Un aiuto concreto in questo processo è l’orazione silenziosa senza appoggio visivo o concettuale. Sedersi in una stanza spoglia, chiudere gli occhi, restare presenti a se stessi e a Dio senza voler vedere nulla. Se l’immaginazione si attiva, si può dire interiormente: “Signore, anche questo lo lascio a Te.” Non si combattono le immagini con forza, ma con dolcezza e fermezza. Le immagini si spengono quando l’anima sceglie la semplicità nuda. In questo, la tradizione della via negativa è maestra: il cammino che porta a Dio attraverso la rinuncia a tutto ciò che non è Lui, persino a ciò che su di Lui si può immaginare.

I mistici hanno spesso testimoniato questo processo. L’autore della Nube della Non-Conoscenza invita a lasciar cadere tutto ciò che si può pensare, per restare nel puro “essere davanti”. San Giovanni della Croce parla del passaggio dalle immagini alla “noche oscura”, dove Dio si comunica senza mediazione sensibile. Santa Teresa d’Avila, pur amante delle immagini nei primi gradi della preghiera, insegna che quando Dio comincia a parlare nell’intimo, le immagini si ritirano da sole. È un cammino, non un gesto unico. Ma è un cammino necessario, se si desidera arrivare all’unione reale.

Anche le immagini dolorose devono essere purificate. Quelle che l’anima conserva senza volerlo: ferite, volti, eventi passati. Non si tratta di cancellarle, ma di affidarle con fiducia alla luce. In preghiera, si può dire: “Ti offro anche questa immagine che torna. Tocca Tu, purifica Tu.” Non si lavora da soli. È la grazia che guarisce la memoria.

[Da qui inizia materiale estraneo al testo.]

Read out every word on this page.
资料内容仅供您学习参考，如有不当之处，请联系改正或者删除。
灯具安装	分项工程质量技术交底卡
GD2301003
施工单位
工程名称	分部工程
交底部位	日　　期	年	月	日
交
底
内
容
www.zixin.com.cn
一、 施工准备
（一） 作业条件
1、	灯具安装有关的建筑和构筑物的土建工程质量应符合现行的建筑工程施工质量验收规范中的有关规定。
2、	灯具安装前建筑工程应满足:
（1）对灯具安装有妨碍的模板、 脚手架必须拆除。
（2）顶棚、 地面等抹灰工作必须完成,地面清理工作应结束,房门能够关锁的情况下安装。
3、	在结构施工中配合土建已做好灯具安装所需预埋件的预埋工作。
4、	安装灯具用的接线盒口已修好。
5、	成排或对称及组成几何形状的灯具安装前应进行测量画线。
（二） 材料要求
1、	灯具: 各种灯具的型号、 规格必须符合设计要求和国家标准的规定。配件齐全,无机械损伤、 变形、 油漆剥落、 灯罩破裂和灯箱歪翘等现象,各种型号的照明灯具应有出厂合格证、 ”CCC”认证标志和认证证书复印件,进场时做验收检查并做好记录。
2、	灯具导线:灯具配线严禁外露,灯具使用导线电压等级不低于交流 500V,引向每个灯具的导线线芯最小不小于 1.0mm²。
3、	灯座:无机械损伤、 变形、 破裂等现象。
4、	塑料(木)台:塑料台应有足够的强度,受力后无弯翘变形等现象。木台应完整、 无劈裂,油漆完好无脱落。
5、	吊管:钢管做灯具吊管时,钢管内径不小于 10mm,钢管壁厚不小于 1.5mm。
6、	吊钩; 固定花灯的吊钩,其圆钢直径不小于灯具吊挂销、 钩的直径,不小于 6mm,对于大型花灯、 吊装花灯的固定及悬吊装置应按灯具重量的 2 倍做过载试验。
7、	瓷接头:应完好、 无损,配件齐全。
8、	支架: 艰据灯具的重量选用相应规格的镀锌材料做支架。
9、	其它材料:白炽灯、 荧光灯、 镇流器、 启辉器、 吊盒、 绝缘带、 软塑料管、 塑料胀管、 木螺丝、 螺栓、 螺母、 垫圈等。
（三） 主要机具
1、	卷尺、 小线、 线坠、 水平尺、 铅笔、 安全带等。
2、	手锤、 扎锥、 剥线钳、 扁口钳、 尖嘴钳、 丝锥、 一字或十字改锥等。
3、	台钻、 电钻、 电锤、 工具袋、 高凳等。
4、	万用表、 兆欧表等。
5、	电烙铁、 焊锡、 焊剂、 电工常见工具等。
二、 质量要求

Con il tempo, il cuore si abitua a restare senza vedere. La mente tace, il sentimento si pacifica, il desiderio si concentra. Non è vuoto, è pienezza senza forma. L’anima sa di essere davanti, e questo le basta. Le immagini non vengono più cercate, non vengono trattenute. Diventano come foglie portate dal vento: vengono, ma non lasciano traccia. L’anima ha imparato a guardare senza vedere, ad amare senza figura, a stare senza oggetto.

E lì, nel silenzio senza immagini, il Dio vivo si manifesta.